Hrym est désormais le seul Jotun présent sur Midgard, si l'on excepte l'enfant de son prince – et encore le bambin n'est-il Jotun qu'à moitié.

Tous les autres – ses camarades l'ayant accompagné en Asgard, son prince qu'il voulait servir au point de se laisser déraciner deux fois – ils sont partis.

L'hallucination n'en finit pas, et à voir les têtes des Midgardiens et des Asgardiens qui l'entourent, eux aussi sont perdus dans le même cauchemar, un cauchemar où l'univers a subitement décidé de marcher à l'envers.

L'univers. Yggdrasil. Les Neuf Mondes. À quoi ressemble la situation sur Jotunheim, le monde de glace et de givre ? Hrym veut subitement vomir alors que son imagination s'emballe, lui montre sa planète natale vidée de toute civilisation, de vie intelligente, abandonnée aux vargr et aux beorns pour n'être plus qu'un immense tombeau où sont disséminées des villes ruinées, bientôt ensevelies sous la neige et les congères, pour que plus personne ne puisse deviner que les Jötnar ont jamais vécu là.

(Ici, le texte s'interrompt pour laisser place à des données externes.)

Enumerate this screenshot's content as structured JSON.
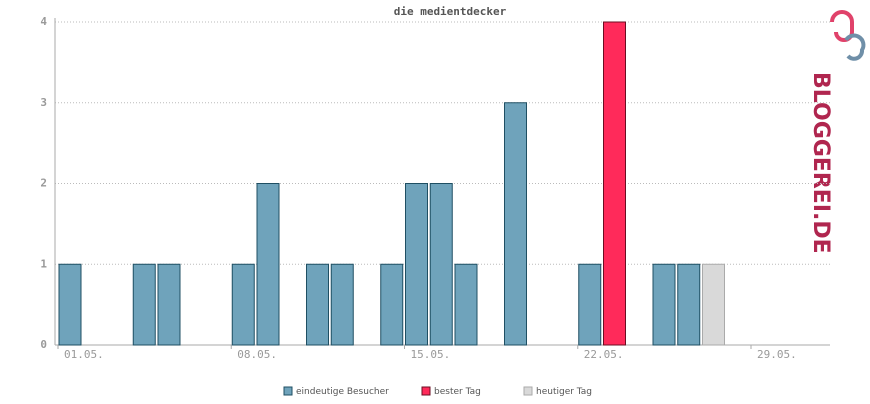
{
  "chart_data": {
    "type": "bar",
    "title": "die medientdecker",
    "logo": "BLOGGEREI.DE",
    "categories": [
      "01.05.",
      null,
      null,
      null,
      null,
      null,
      null,
      "08.05.",
      null,
      null,
      null,
      null,
      null,
      null,
      "15.05.",
      null,
      null,
      null,
      null,
      null,
      null,
      "22.05.",
      null,
      null,
      null,
      null,
      null,
      null,
      "29.05.",
      null,
      null
    ],
    "series": [
      {
        "name": "eindeutige Besucher",
        "color": "#6fa3bb",
        "values": [
          1,
          0,
          0,
          1,
          1,
          0,
          0,
          1,
          2,
          0,
          1,
          1,
          0,
          1,
          2,
          2,
          1,
          0,
          3,
          0,
          0,
          1,
          null,
          0,
          1,
          1,
          null,
          0,
          0,
          0,
          0
        ]
      },
      {
        "name": "bester Tag",
        "color": "#ff2a5a",
        "values": [
          null,
          null,
          null,
          null,
          null,
          null,
          null,
          null,
          null,
          null,
          null,
          null,
          null,
          null,
          null,
          null,
          null,
          null,
          null,
          null,
          null,
          null,
          4,
          null,
          null,
          null,
          null,
          null,
          null,
          null,
          null
        ]
      },
      {
        "name": "heutiger Tag",
        "color": "#d9d9d9",
        "values": [
          null,
          null,
          null,
          null,
          null,
          null,
          null,
          null,
          null,
          null,
          null,
          null,
          null,
          null,
          null,
          null,
          null,
          null,
          null,
          null,
          null,
          null,
          null,
          null,
          null,
          null,
          1,
          null,
          null,
          null,
          null
        ]
      }
    ],
    "ylim": [
      0,
      4
    ],
    "yticks": [
      0,
      1,
      2,
      3,
      4
    ],
    "grid": true
  }
}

Le Tempétueux – qui semble complètement détruit et en temps normal, Hrym apprécierait le spectacle mais pas maintenant, pas pour ce prix-là – marmonne une histoire de Titan fou, de rééquilibrage, mais ce n'était pas de ce rééquilibrage que Jotunheim avait besoin. Le monde des Géants des Glaces souffrait depuis la fin de la guerre avec Asgard, l'invasion ratée de Midgard, souffrait de la pénurie et du climat trop rude pour leur permettre de rebâtir leur population.

Avec tant de morts, comment leur peuple peut-il espérer encore échapper à l'extinction ?

Hrym voudrait rejeter la tête en arrière et hurler à la mort, parce que certainement ce sont les griffes de la mort qui se referment autour de son cœur, lui broient si implacablement les côtes.

Ce n'est pas possible de souffrir autant et de rester vivant, tout simplement.